For a long while it wasn’t well understood what the exact source of scurvy might be, though many suspected it had something to do with one’s diet. As early as 1536, French explorer Jacques Cartier found that he was able to prevent scurvy by drinking a tea made from arborvitae leaves, which was great from a practical viewpoint but still didn’t unravel the root cause of the illness. Almost two centuries later, in 1747, Scottish physician James Lind initiated a concerted effort to uncover the secret. By manipulating the diets of scurvy patients, Lind soon discovered that those who were given an orange and a lemon were cured, while others who consumed diets lacking oranges and lemons continued to decline. But what exactly was in lemons and oranges that could help stave off scurvy remained a mystery.

Almost two-hundred years passed before the secret ingredient in oranges and lemons was finally unlocked, when Albert Szent-Györgyi isolated the substance in 1928 and correctly identified it as vitamin C in 1932. As a result of Lind’s discovery and Szent- Györgyi’s subsequent work, scurvy is now an entirely preventable disease.

As they continued their review of the literature, Pauling and Cameron came to realize that there is also a connection between scurvy and cancer; a connection that was also made centuries earlier by James Lind.
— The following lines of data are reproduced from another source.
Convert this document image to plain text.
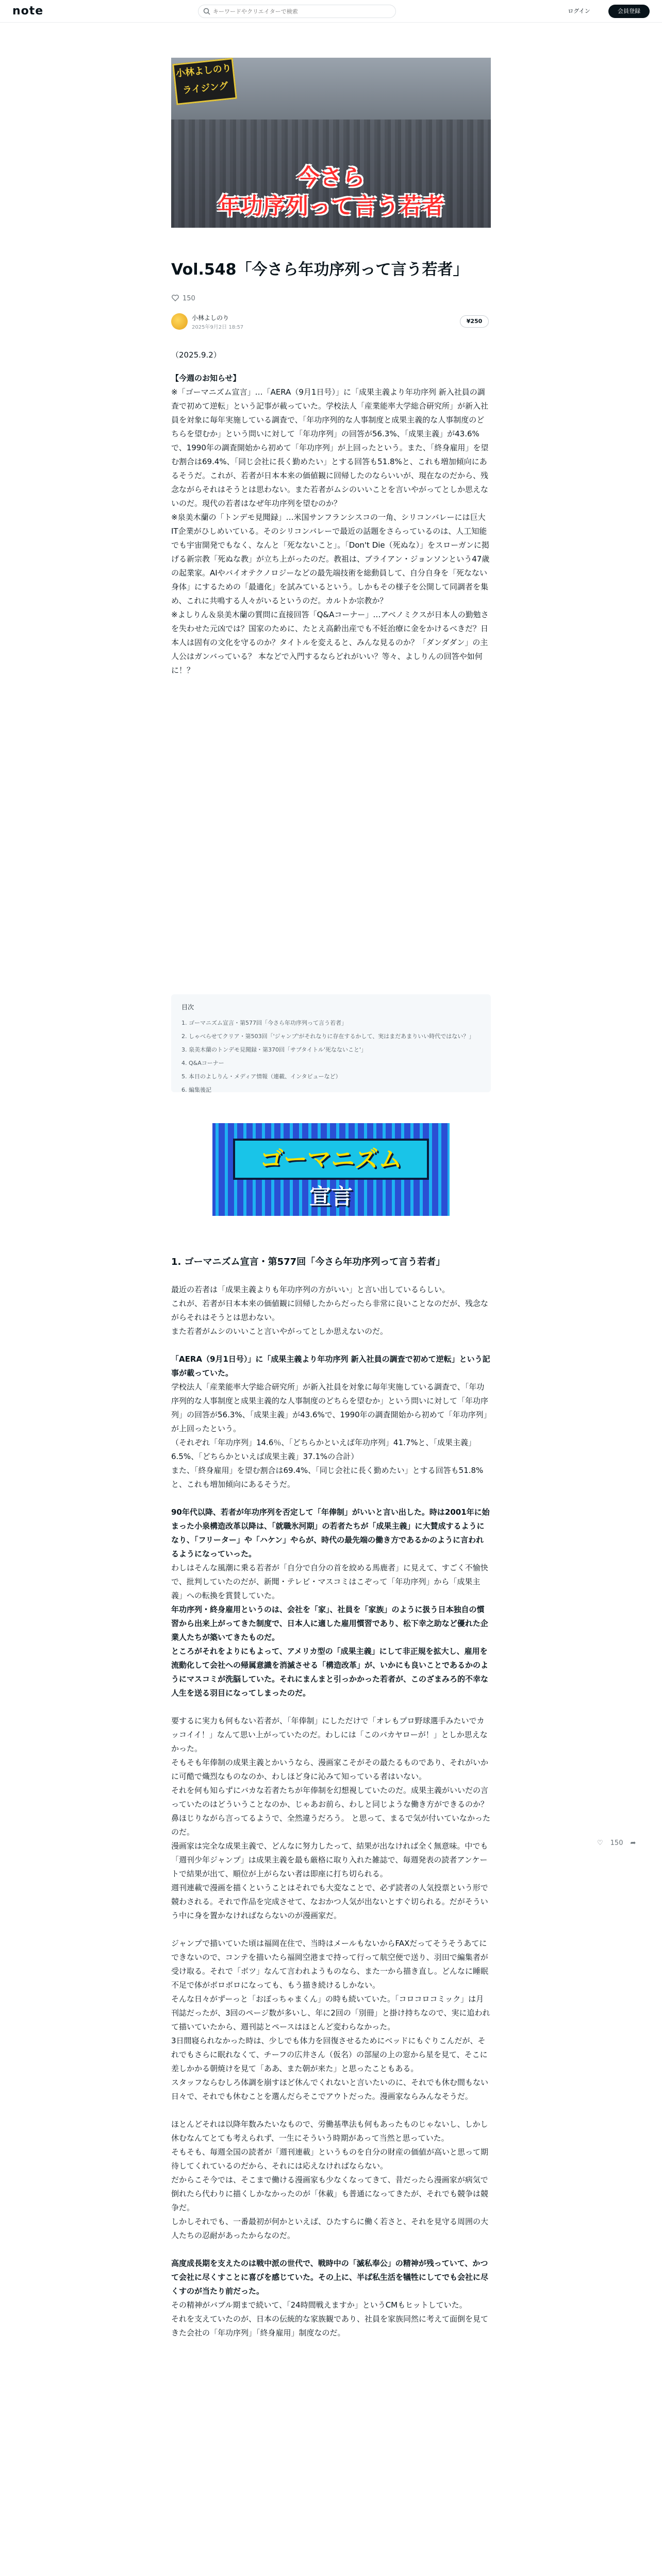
note
キーワードやクリエイターで検索	ログイン	会員登録
小林よしのり ライジング
今さら
年功序列って言う若者
Vol.548「今さら年功序列って言う若者」
150
小林よしのり
2025年9月2日 18:57
¥250

（2025.9.2）

【今週のお知らせ】

※「ゴーマニズム宣言」…「AERA（9月1日号）」に「成果主義より年功序列 新入社員の調査で初めて逆転」という記事が載っていた。学校法人「産業能率大学総合研究所」が新入社員を対象に毎年実施している調査で、「年功序列的な人事制度と成果主義的な人事制度のどちらを望むか」という問いに対して「年功序列」の回答が56.3%、「成果主義」が43.6%で、1990年の調査開始から初めて「年功序列」が上回ったという。また、「終身雇用」を望む割合は69.4%、「同じ会社に長く勤めたい」とする回答も51.8%と、これも増加傾向にあるそうだ。これが、若者が日本本来の価値観に回帰したのならいいが、現在なのだから、残念ながらそれはそうとは思わない。また若者がムシのいいことを言いやがってとしか思えないのだ。現代の若者はなぜ年功序列を望むのか？

※泉美木蘭の「トンデモ見聞録」…米国サンフランシスコの一角、シリコンバレーには巨大IT企業がひしめいている。そのシリコンバレーで最近の話題をさらっているのは、人工知能でも宇宙開発でもなく、なんと「死なないこと」。「Don't Die（死ぬな）」をスローガンに掲げる新宗教「死ぬな教」が立ち上がったのだ。教祖は、ブライアン・ジョンソンという47歳の起業家。AIやバイオテクノロジーなどの最先端技術を総動員して、自分自身を「死なない身体」にするための「最適化」を試みているという。しかもその様子を公開して同調者を集め、これに共鳴する人々がいるというのだ。カルトか宗教か？

※よしりん＆泉美木蘭の質問に直接回答「Q&Aコーナー」…アベノミクスが日本人の勤勉さを失わせた元凶では？国家のために、たとえ高齢出産でも不妊治療に金をかけるべきだ？日本人は固有の文化を守るのか？タイトルを変えると、みんな見るのか？「ダンダダン」の主人公はガンバっている？ 本などで入門するならどれがいい？等々、よしりんの回答や如何に！？

目次
1. ゴーマニズム宣言・第577回「今さら年功序列って言う若者」
2. しゃべらせてクリア・第503回「'ジャンプ'がそれなりに存在するかして、実はまだあまりいい時代ではない？」
3. 泉美木蘭のトンデモ見聞録・第370回「サブタイトル'死なないこと'」
4. Q&Aコーナー
5. 本日のよしりん・メディア情報（連載、インタビューなど）
6. 編集後記
ゴーマニズム
宣言
1. ゴーマニズム宣言・第577回「今さら年功序列って言う若者」

最近の若者は「成果主義よりも年功序列の方がいい」と言い出しているらしい。

これが、若者が日本本来の価値観に回帰したからだったら非常に良いことなのだが、残念ながらそれはそうとは思わない。

また若者がムシのいいこと言いやがってとしか思えないのだ。

「AERA（9月1日号）」に「成果主義より年功序列 新入社員の調査で初めて逆転」という記事が載っていた。

学校法人「産業能率大学総合研究所」が新入社員を対象に毎年実施している調査で、「年功序列的な人事制度と成果主義的な人事制度のどちらを望むか」という問いに対して「年功序列」の回答が56.3%、「成果主義」が43.6%で、1990年の調査開始から初めて「年功序列」が上回ったという。

（それぞれ「年功序列」14.6％、「どちらかといえば年功序列」41.7%と、「成果主義」6.5%、「どちらかといえば成果主義」37.1%の合計）

また、「終身雇用」を望む割合は69.4%、「同じ会社に長く勤めたい」とする回答も51.8%と、これも増加傾向にあるそうだ。

90年代以降、若者が年功序列を否定して「年俸制」がいいと言い出した。時は2001年に始まった小泉構造改革以降は、「就職氷河期」の若者たちが「成果主義」に大賛成するようになり、「フリーター」や「ハケン」やらが、時代の最先端の働き方であるかのように言われるようになっていった。

わしはそんな風潮に乗る若者が「自分で自分の首を絞める馬鹿者」に見えて、すごく不愉快で、批判していたのだが、新聞・テレビ・マスコミはこぞって「年功序列」から「成果主義」への転換を賞賛していた。

年功序列・終身雇用というのは、会社を「家」、社員を「家族」のように扱う日本独自の慣習から出来上がってきた制度で、日本人に適した雇用慣習であり、松下幸之助など優れた企業人たちが築いてきたものだ。

ところがそれをよりにもよって、アメリカ型の「成果主義」にして非正規を拡大し、雇用を流動化して会社への帰属意識を消滅させる「構造改革」が、いかにも良いことであるかのようにマスコミが洗脳していた。それにまんまと引っかかった若者が、このざまみろ的不幸な人生を送る羽目になってしまったのだ。

要するに実力も何もない若者が、「年俸制」にしただけで「オレもプロ野球選手みたいでカッコイイ！」なんて思い上がっていたのだ。わしには「このバカヤローが！」としか思えなかった。

そもそも年俸制の成果主義とかいうなら、漫画家こそがその最たるものであり、それがいかに可酷で熾烈なものなのか、わしほど身に沁みて知っている者はいない。

それを何も知らずにバカな若者たちが年俸制を幻想視していたのだ。成果主義がいいだの言っていたのはどういうことなのか、じゃあお前ら、わしと同じような働き方ができるのか？ 鼻ほじりながら言ってるようで、全然違うだろう。 と思って、まるで気が付いていなかったのだ。

漫画家は完全な成果主義で、どんなに努力したって、結果が出なければ全く無意味。中でも「週刊少年ジャンプ」は成果主義を最も厳格に取り入れた雑誌で、毎週発表の読者アンケートで結果が出て、順位が上がらない者は即座に打ち切られる。

週刊連載で漫画を描くということはそれでも大変なことで、必ず読者の人気投票という形で競わされる。それで作品を完成させて、なおかつ人気が出ないとすぐ切られる。だがそういう中に身を置かなければならないのが漫画家だ。

ジャンプで描いていた頃は福岡在住で、当時はメールもないからFAXだってそうそうあてにできないので、コンテを描いたら福岡空港まで持って行って航空便で送り、羽田で編集者が受け取る。それで「ボツ」なんて言われようものなら、また一から描き直し。どんなに睡眠不足で体がボロボロになっても、もう描き続けるしかない。

そんな日々がずーっと「おぼっちゃまくん」の時も続いていた。「コロコロコミック」は月刊誌だったが、3回のページ数が多いし、年に2回の「別冊」と掛け持ちなので、実に追われて描いていたから、週刊誌とペースはほとんど変わらなかった。

3日間寝られなかった時は、少しでも体力を回復させるためにベッドにもぐりこんだが、それでもさらに眠れなくて、チーフの広井さん（仮名）の部屋の上の窓から星を見て、そこに差しかかる朝焼けを見て「ああ、また朝が来た」と思ったこともある。

スタッフならむしろ体調を崩すほど休んでくれないと言いたいのに、それでも休む間もない日々で、それでも休むことを選んだらそこでアウトだった。漫画家ならみんなそうだ。

ほとんどそれは以降年数みたいなもので、労働基準法も何もあったものじゃないし、しかし休むなんてとても考えられず、一生にそういう時期があって当然と思っていた。

そもそも、毎週全国の読者が「週刊連載」というものを自分の財産の価値が高いと思って期待してくれているのだから、それには応えなければならない。

だからこそ今では、そこまで働ける漫画家も少なくなってきて、昔だったら漫画家が病気で倒れたら代わりに描くしかなかったのが「休載」も普通になってきたが、それでも競争は競争だ。

しかしそれでも、一番最初が何かといえば、ひたすらに働く若さと、それを見守る周囲の大人たちの忍耐があったからなのだ。

高度成長期を支えたのは戦中派の世代で、戦時中の「滅私奉公」の精神が残っていて、かつて会社に尽くすことに喜びを感じていた。その上に、半ば私生活を犠牲にしてでも会社に尽くすのが当たり前だった。

その精神がバブル期まで続いて、「24時間戦えますか」というCMもヒットしていた。

それを支えていたのが、日本の伝統的な家族観であり、社員を家族同然に考えて面倒を見てきた会社の「年功序列」「終身雇用」制度なのだ。

♡ 150 ➦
When Lind was conducting his scurvy work, part of his search for a cure involved performing autopsies on those who had died of the disease, and he was interested to find that many patients with scurvy also suffered from cancerous tumors. This intriguing connection between cancer and scurvy was not more fully explored at the time, because when people contracted scurvy, they typically died shortly thereafter, meaning that cancer was rarely their cause of death.

In 1954 however, a Canadian physician, W.J. McCormick, reached the conclusion that both scurvy and cancer were diseases of collagen, and that scurvy damaged cells in a manner almost identical to the changes wrought by cancer cells as they replicate. McCormick also pointed out that late-stage cancer symptoms are very similar to those of late-stage scurvy, including anemia, hemorrhaging, formation of ulcers, increases in infections, and low levels of plasma and leukocytes. These connections added weight to Pauling and Cameron’s belief that vitamin C held secrets to fighting cancer, and encouraged them to keep pressing their case.